Je lui ai demandé sur quoi elle voulait que j'écrive si elle me supprimait tout ça. « Faut pas, je lui ai dit, compter sur moi pour balancer des recettes de cuisine, des bulletins météo, des prévisions astréorologiques ou des niaiseries du même baril ! » Elle a soulevé un coin de sa perruque pour se gratter le courgeon. « T'as qu'à écrire sur ce que t'aimes, elle a dit. Pas sur des trucs qui te débectent, sinon ça va rameuter des conflits. T'as qu'à écrire que des billets gentils, qui fleurent la bonne humeur et sèment l'euphorie. Voilà ce que t'as qu'à écrire. »

 

meteo

Le temps d'il y a eu un an hier

 

J'y ai dit que j'avais compris. Ça coûte rien de faire plaisir à une vieille travelote alcoolique qui s'y connaît pas plus en écriture que moi en émondage de brugnoniers norvégiens.

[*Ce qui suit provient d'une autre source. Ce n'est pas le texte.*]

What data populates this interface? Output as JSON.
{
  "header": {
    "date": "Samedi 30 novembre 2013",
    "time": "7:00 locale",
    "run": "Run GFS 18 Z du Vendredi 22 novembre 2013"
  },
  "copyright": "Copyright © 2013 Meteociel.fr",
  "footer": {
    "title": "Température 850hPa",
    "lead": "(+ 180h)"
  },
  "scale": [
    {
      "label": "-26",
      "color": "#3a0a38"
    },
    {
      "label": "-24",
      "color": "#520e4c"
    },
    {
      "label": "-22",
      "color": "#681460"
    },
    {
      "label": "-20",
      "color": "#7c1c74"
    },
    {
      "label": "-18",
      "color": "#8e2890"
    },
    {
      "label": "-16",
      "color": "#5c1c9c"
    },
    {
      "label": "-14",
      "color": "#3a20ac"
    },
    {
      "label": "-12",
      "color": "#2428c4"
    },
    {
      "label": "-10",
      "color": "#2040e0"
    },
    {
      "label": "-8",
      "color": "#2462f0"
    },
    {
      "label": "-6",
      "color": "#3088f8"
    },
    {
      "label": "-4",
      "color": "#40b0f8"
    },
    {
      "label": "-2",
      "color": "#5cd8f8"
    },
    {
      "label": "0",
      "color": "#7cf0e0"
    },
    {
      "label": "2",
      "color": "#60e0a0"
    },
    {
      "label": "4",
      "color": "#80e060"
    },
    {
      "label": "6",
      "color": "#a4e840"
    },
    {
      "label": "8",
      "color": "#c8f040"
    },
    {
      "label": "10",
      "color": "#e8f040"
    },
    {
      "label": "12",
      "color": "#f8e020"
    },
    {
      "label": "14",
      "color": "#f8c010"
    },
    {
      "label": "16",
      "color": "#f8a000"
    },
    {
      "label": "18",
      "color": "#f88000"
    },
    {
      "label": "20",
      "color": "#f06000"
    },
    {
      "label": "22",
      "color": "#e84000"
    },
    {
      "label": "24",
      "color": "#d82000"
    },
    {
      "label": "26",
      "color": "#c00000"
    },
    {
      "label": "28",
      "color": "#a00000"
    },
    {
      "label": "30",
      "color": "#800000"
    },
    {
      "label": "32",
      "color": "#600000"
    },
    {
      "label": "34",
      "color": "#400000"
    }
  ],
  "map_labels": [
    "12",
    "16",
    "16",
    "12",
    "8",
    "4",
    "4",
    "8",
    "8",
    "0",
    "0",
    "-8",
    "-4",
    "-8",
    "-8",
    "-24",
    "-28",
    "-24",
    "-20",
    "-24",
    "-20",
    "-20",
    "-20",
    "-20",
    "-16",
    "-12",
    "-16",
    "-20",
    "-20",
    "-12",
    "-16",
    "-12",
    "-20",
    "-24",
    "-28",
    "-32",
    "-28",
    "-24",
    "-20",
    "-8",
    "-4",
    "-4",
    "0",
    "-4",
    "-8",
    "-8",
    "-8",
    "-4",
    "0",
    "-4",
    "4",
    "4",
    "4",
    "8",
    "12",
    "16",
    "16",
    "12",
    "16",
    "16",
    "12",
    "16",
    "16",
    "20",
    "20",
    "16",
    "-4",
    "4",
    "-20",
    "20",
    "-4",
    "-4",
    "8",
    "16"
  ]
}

De toute façon, maintenant que j'ai ses codes d'accès, j'ai plus qu'à les changer par des nouveaux qu'elle sera pas fichue de dégotter. (En plus, c'est même pas la peine que je me casse la tirelire à en élaborationner des neufs, parce que je parierais mon string en macramé contre un plat de macaronis qu'elle a déjà oublié ceux qu'elle m'a filés, avec sa cervelle démêlée par vingt-cinq années de torboyautage intensif...)

(Tiens ! Il neige !)

 

neige


Donc, mon intention est prise : j'écrirai ce qui me bottera, comme je l'ai toujours fait depuis que Mme Hignare, ma vieille insiste, nous a appris comment qu'on faisait pour transférer l'alphabet sur papier, et que je rédigeais des Q à la place des B et mettais des cédilles aux igrèques. Si Tata s'imagine que je vais me priver de parler des sujets qui nuisent, elle se fourre le doigt dans l'agate jusqu'à l'occiput (et même jusqu'au col du fémur !...)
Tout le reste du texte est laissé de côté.